Treatment of a subclone of the PC12 pheochromocytoma cell line, PC8b, with either dexamethasone or 8-bromo cyclic AMP resulted in increased translational activity of tyrosine hydroxylase mRNA (mRNATH). Poly(A+)-containing RNA from cells treated with both inducers was used to construct a cDNA library.

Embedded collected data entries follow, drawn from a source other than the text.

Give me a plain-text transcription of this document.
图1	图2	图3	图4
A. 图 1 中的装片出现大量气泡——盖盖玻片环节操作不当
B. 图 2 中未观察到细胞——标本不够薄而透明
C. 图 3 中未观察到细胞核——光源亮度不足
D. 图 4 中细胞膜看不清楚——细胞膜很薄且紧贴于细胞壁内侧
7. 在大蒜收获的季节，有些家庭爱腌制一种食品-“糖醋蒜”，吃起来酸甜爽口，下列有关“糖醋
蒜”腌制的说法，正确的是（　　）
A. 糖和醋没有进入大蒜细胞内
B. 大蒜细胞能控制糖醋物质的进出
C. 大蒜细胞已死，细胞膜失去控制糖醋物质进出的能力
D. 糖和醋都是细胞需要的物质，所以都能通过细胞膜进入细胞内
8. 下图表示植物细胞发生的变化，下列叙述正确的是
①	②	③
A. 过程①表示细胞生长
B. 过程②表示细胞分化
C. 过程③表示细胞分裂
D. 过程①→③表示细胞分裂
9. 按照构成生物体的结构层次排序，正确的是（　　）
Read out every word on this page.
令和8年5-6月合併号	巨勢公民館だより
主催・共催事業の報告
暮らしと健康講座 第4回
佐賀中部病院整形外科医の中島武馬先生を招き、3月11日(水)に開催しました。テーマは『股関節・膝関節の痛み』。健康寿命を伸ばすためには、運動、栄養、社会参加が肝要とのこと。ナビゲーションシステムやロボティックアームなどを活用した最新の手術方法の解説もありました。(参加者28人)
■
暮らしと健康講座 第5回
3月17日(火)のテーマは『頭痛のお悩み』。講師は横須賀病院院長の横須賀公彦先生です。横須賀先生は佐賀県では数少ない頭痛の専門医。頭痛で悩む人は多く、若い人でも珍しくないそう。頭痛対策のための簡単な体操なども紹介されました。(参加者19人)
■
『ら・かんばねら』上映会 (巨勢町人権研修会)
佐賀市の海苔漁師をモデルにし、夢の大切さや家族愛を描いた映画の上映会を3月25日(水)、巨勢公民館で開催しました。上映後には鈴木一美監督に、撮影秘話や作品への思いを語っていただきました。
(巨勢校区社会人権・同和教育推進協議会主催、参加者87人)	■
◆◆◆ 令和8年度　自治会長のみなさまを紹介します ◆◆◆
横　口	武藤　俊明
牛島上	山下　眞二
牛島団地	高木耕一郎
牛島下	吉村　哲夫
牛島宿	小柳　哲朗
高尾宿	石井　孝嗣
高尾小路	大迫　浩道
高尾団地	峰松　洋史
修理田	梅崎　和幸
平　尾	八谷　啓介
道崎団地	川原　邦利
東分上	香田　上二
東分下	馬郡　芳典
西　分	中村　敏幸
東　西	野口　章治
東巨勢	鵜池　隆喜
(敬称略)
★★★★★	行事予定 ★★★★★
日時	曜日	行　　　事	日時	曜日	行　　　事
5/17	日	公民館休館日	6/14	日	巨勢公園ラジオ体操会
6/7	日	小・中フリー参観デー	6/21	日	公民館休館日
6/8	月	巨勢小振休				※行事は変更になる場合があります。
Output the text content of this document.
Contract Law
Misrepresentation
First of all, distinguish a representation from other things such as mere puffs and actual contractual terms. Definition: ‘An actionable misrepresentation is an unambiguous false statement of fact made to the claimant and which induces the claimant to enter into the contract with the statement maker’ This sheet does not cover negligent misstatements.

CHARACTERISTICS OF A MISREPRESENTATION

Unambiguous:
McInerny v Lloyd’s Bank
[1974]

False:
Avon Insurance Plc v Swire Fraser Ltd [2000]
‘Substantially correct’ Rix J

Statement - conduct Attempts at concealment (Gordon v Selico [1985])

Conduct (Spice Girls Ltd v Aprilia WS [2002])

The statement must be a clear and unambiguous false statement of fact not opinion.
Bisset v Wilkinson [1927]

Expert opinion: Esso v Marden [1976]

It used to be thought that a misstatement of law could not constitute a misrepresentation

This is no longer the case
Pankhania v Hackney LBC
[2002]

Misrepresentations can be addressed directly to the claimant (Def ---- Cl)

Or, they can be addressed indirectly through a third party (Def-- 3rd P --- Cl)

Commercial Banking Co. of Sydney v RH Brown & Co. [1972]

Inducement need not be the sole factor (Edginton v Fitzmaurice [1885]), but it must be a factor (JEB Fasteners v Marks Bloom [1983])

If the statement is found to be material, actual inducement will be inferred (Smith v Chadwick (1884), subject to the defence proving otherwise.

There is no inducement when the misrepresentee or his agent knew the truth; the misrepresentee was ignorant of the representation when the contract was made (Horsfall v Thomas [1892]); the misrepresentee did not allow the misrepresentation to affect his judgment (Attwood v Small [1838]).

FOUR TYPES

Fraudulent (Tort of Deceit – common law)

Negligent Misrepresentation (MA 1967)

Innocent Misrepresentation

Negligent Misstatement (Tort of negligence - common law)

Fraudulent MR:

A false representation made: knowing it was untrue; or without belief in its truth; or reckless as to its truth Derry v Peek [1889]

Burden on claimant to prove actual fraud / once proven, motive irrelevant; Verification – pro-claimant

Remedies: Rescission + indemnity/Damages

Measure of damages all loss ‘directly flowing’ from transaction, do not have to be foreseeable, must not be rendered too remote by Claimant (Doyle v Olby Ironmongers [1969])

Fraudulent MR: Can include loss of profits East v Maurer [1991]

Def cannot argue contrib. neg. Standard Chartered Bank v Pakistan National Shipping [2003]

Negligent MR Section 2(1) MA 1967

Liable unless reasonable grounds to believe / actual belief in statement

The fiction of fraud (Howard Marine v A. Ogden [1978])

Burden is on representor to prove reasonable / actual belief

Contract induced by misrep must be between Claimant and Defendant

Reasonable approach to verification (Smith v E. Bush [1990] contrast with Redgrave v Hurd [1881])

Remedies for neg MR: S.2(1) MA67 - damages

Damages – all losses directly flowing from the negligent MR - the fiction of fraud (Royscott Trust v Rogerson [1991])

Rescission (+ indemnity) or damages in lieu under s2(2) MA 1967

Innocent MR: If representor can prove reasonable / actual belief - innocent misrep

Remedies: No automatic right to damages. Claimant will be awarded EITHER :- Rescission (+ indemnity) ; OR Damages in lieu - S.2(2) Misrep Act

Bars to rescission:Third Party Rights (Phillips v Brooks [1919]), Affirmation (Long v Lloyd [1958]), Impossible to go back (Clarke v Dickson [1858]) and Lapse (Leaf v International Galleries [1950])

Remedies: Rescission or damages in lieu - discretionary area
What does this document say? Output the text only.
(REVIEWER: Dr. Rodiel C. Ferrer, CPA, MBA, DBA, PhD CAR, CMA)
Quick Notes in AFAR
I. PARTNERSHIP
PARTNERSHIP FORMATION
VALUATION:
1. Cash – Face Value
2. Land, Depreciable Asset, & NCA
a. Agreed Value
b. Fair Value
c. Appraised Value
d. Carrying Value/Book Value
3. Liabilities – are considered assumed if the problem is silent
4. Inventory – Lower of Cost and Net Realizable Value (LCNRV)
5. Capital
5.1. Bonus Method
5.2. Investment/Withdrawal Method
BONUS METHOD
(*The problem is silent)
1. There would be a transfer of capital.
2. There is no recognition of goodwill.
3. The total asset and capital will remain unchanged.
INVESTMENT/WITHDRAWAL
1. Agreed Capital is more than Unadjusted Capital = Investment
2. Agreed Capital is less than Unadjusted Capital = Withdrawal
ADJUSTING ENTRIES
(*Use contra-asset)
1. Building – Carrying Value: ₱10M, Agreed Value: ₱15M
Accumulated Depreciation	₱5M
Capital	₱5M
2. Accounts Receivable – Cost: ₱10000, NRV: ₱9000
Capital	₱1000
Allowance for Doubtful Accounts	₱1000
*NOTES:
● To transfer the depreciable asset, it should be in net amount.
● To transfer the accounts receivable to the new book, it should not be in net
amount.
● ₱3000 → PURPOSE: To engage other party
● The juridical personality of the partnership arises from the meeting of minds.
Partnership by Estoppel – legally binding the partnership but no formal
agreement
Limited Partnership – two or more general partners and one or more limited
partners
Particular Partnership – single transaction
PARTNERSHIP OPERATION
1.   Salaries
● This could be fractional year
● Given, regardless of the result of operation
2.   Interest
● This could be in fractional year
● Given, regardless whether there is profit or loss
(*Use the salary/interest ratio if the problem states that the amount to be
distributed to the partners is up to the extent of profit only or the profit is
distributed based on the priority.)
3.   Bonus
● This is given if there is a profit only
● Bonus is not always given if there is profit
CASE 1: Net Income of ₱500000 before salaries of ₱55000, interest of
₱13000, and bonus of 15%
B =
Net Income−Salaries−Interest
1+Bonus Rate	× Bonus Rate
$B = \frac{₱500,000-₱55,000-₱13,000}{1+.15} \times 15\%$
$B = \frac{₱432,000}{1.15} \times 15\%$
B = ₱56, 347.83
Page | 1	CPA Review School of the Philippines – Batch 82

Double-stranded cDNA was inserted into the PstI site of pBR322 using GC tailing, and plasmids were used to transform Escherichia coli HB101. Colonies containing plasmids with inserted sequences were initially screened by DNA dot hybridization, and those positive colonies were then screened by hybrid selected translation. One plasmid, pTH.4, was identified as containing a 400-base pair sequence complementary to mRNATH. Nick-translated pTH.4 DNA was used to identify mRNATH as containing approximately 1800 nucleotides by Northern blot analysis. PC8b cells treated with either dexamethasone or 8-bromo cyclic AMP yielded greater mRNATH hybridization on Northern blot analysis and accumulated higher molecular weight tyrosine hydroxylase RNA species. Following treatment of cells with inducers, the temporal increase in tyrosine hydroxylase enzyme activity was associated in all cases with an increase in the translational activity and relative amount of mRNATH, and the fold increase in the latter two parameters was equal to or greater than the increase in enzyme activity.